Die zweite Erkenntnis ist: zumindest in Baden-Württemberg hilft es, wenn man aktiv auf dem Arbeitsmarkt ist. Umtriebig. Alle Arten von Bewerbungen erstellt: auf Stellenanzeigen hin, Initiativbewerbungen, Umfragen im Bekanntenkreis, einfach mal fragen, ob per Telefon oder persönlich. Wichtig scheint mir, dass man persönlich vorstellig wird, also VOR der Bewerbung anruft oder gar vorbei geht. Am Besten dann anschließend noch die Bewerbung persönlich abgibt – oder sie direkt nach einem guten Telefonat per E-Mail abschicken kann. Das erhöht die Chancen. Denn es zeigt Interesse und Engagement. Dass das trotzdem nicht einfach so auf Sachsen-Anhalt übertragbar ist, ist sicher jedem klar, die grundlegenden Wahrheiten bleiben jedoch.

Während der Maßnahme werden die Teilnehmer umfassend gecoached. In der Theoriephase nach Bedarf, während des Praktikums alle 14 Tage. Hinzu kommen Besuche im Praktikumsbetrieb.
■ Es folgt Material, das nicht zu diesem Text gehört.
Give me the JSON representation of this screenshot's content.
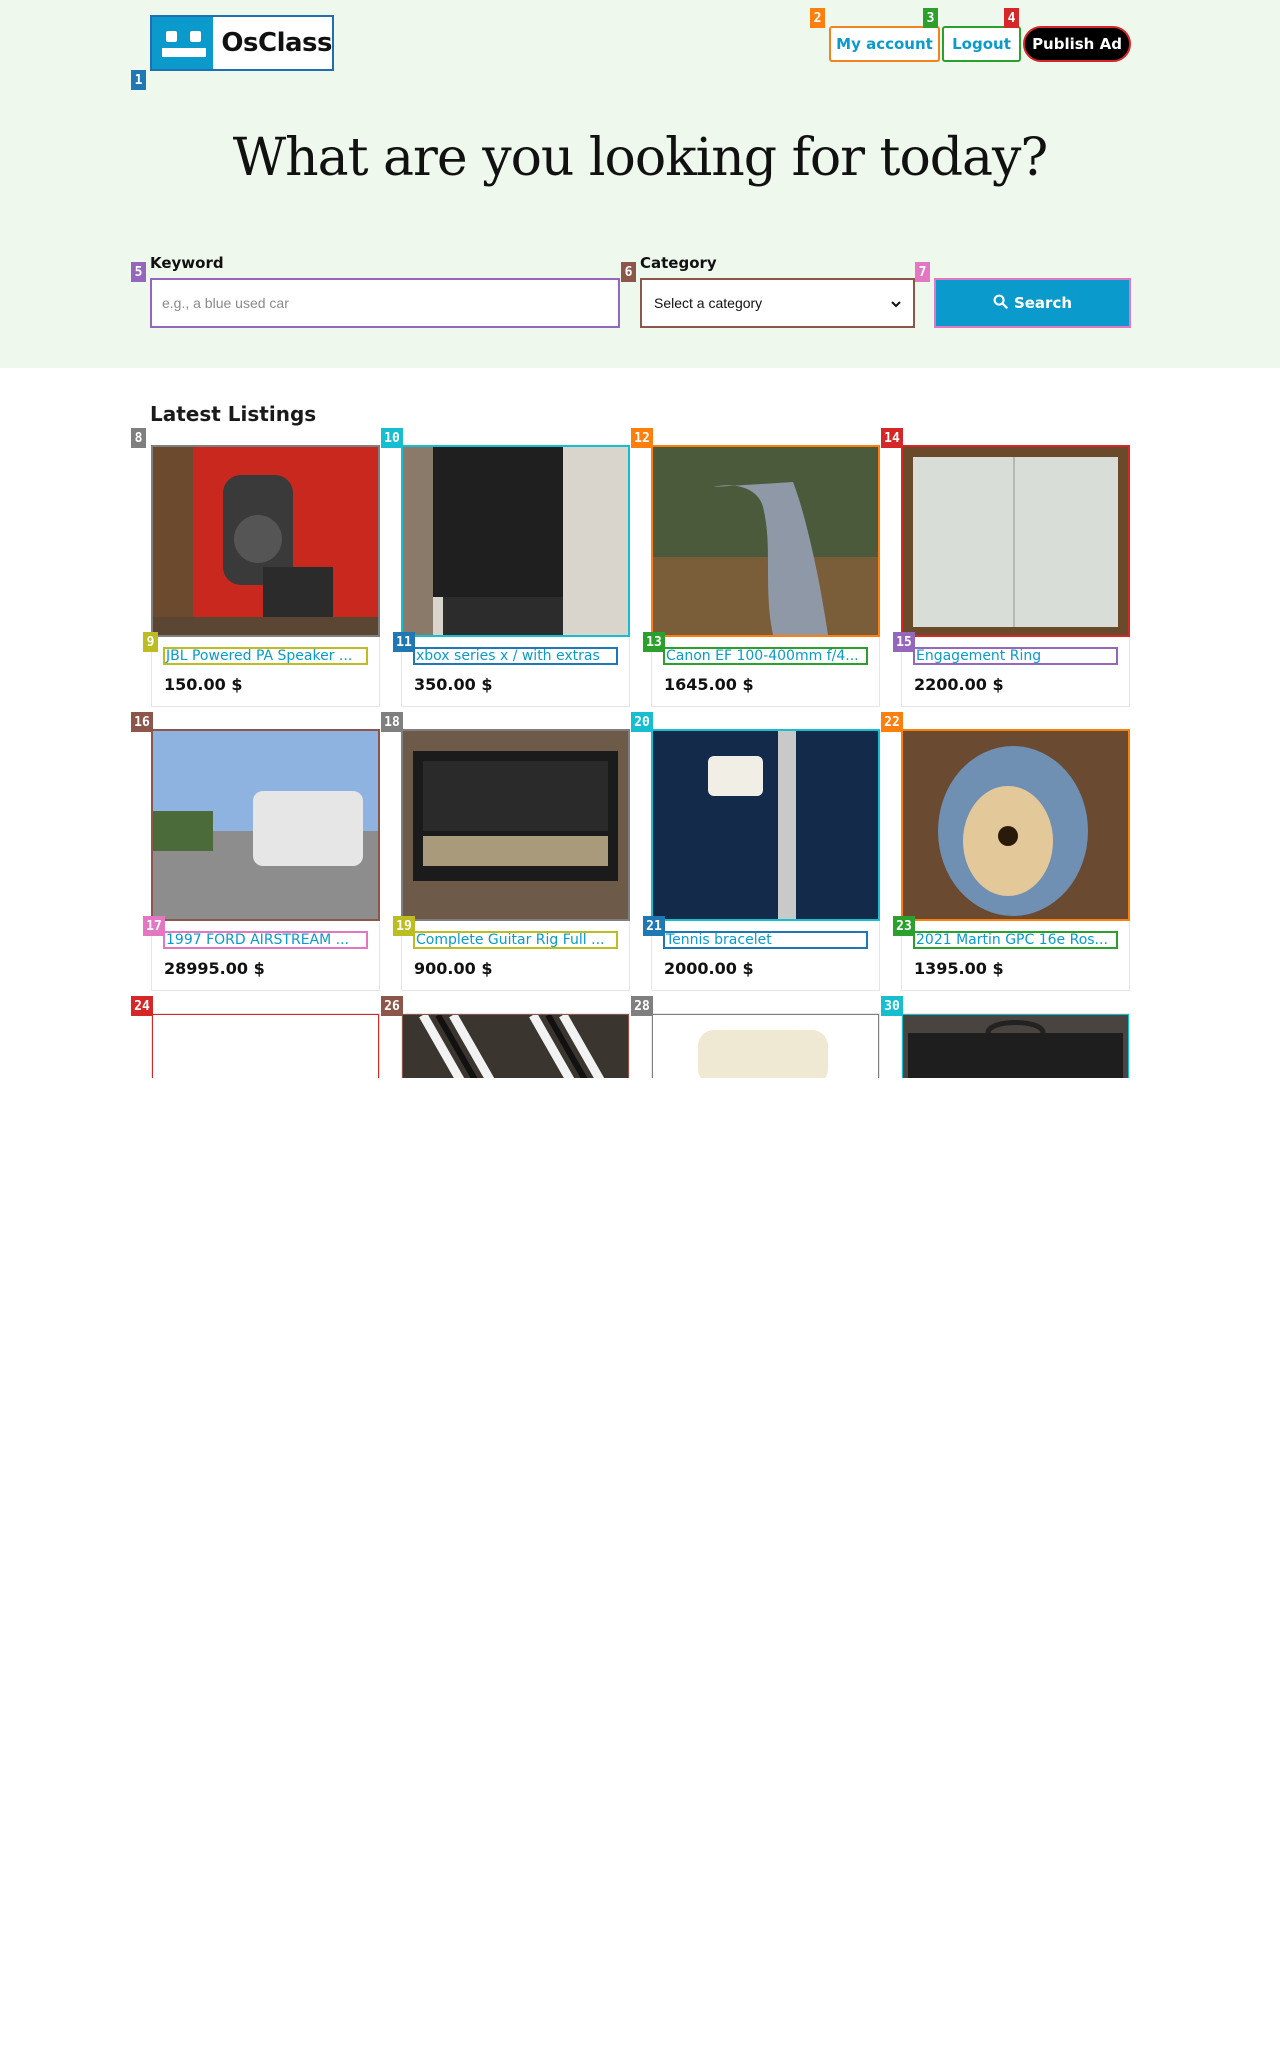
{
  "brand": {
    "logo_text": "OsClass",
    "accent": "#0a9acb"
  },
  "header": {
    "my_account_label": "My account",
    "logout_label": "Logout",
    "publish_label": "Publish Ad"
  },
  "hero": {
    "headline": "What are you looking for today?"
  },
  "search": {
    "keyword_label": "Keyword",
    "keyword_placeholder": "e.g., a blue used car",
    "category_label": "Category",
    "category_selected": "Select a category",
    "button_label": "Search",
    "button_icon": "search-icon"
  },
  "latest": {
    "title": "Latest Listings",
    "listings": [
      {
        "title": "JBL Powered PA Speaker ...",
        "price": "150.00 $"
      },
      {
        "title": "xbox series x / with extras",
        "price": "350.00 $"
      },
      {
        "title": "Canon EF 100-400mm f/4...",
        "price": "1645.00 $"
      },
      {
        "title": "Engagement Ring",
        "price": "2200.00 $"
      },
      {
        "title": "1997 FORD AIRSTREAM ...",
        "price": "28995.00 $"
      },
      {
        "title": "Complete Guitar Rig Full ...",
        "price": "900.00 $"
      },
      {
        "title": "Tennis bracelet",
        "price": "2000.00 $"
      },
      {
        "title": "2021 Martin GPC 16e Ros...",
        "price": "1395.00 $"
      }
    ],
    "partial_listings_count": 4
  },
  "overlay_tags": [
    "1",
    "2",
    "3",
    "4",
    "5",
    "6",
    "7",
    "8",
    "9",
    "10",
    "11",
    "12",
    "13",
    "14",
    "15",
    "16",
    "17",
    "18",
    "19",
    "20",
    "21",
    "22",
    "23",
    "24",
    "26",
    "28",
    "30"
  ],
  "overlay_colors": {
    "blue": "#1f77b4",
    "orange": "#ff7f0e",
    "green": "#2ca02c",
    "red": "#d62728",
    "purple": "#9467bd",
    "brown": "#8c564b",
    "pink": "#e377c2",
    "gray": "#7f7f7f",
    "olive": "#bcbd22",
    "cyan": "#17becf"
  }
}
Für mich selbst ist es spannend zu erleben, wie mein durchaus bunter Lebenslauf am Ende zu etwas führt, in dem ich mich wohlfühle. Denn ohne meine Erfahrungen in Arbeitslosigkeit, Umschulungen, Insolvenz des eigenen Unternehmens, dann mit Anfang 40 und abgebrochenem Referandariat auch erstmal Perspektivlosigkeit wäre ich nicht in der Lage, meine Arbeit so zu tun, wie ich sie tue. Ich kann mich leichter in die Teilnehmer hineinversetzen, ihre Hoffnungen und Ängste, ihren Frust und ihre Wut usw., denn ich kenne ihre Lage aus eigener Anschauung. Und gleichzeitig eröffnen sich mir auf diesem Wege auch Ansichten und Positionen, die mir helfen, zu erkennen, wo politischer Handlungsbedarf besteht. So gesehen macht es durchaus Sinn, wenn PolitikerInnen nicht die Berufung zum Beruf machen, sondern ab und an wieder in die Tiefen des „normalen“ Lebens tauchen und sich die Auswirkungen der von ihnen beschlossenen Gesetze auch wahrnehmen können.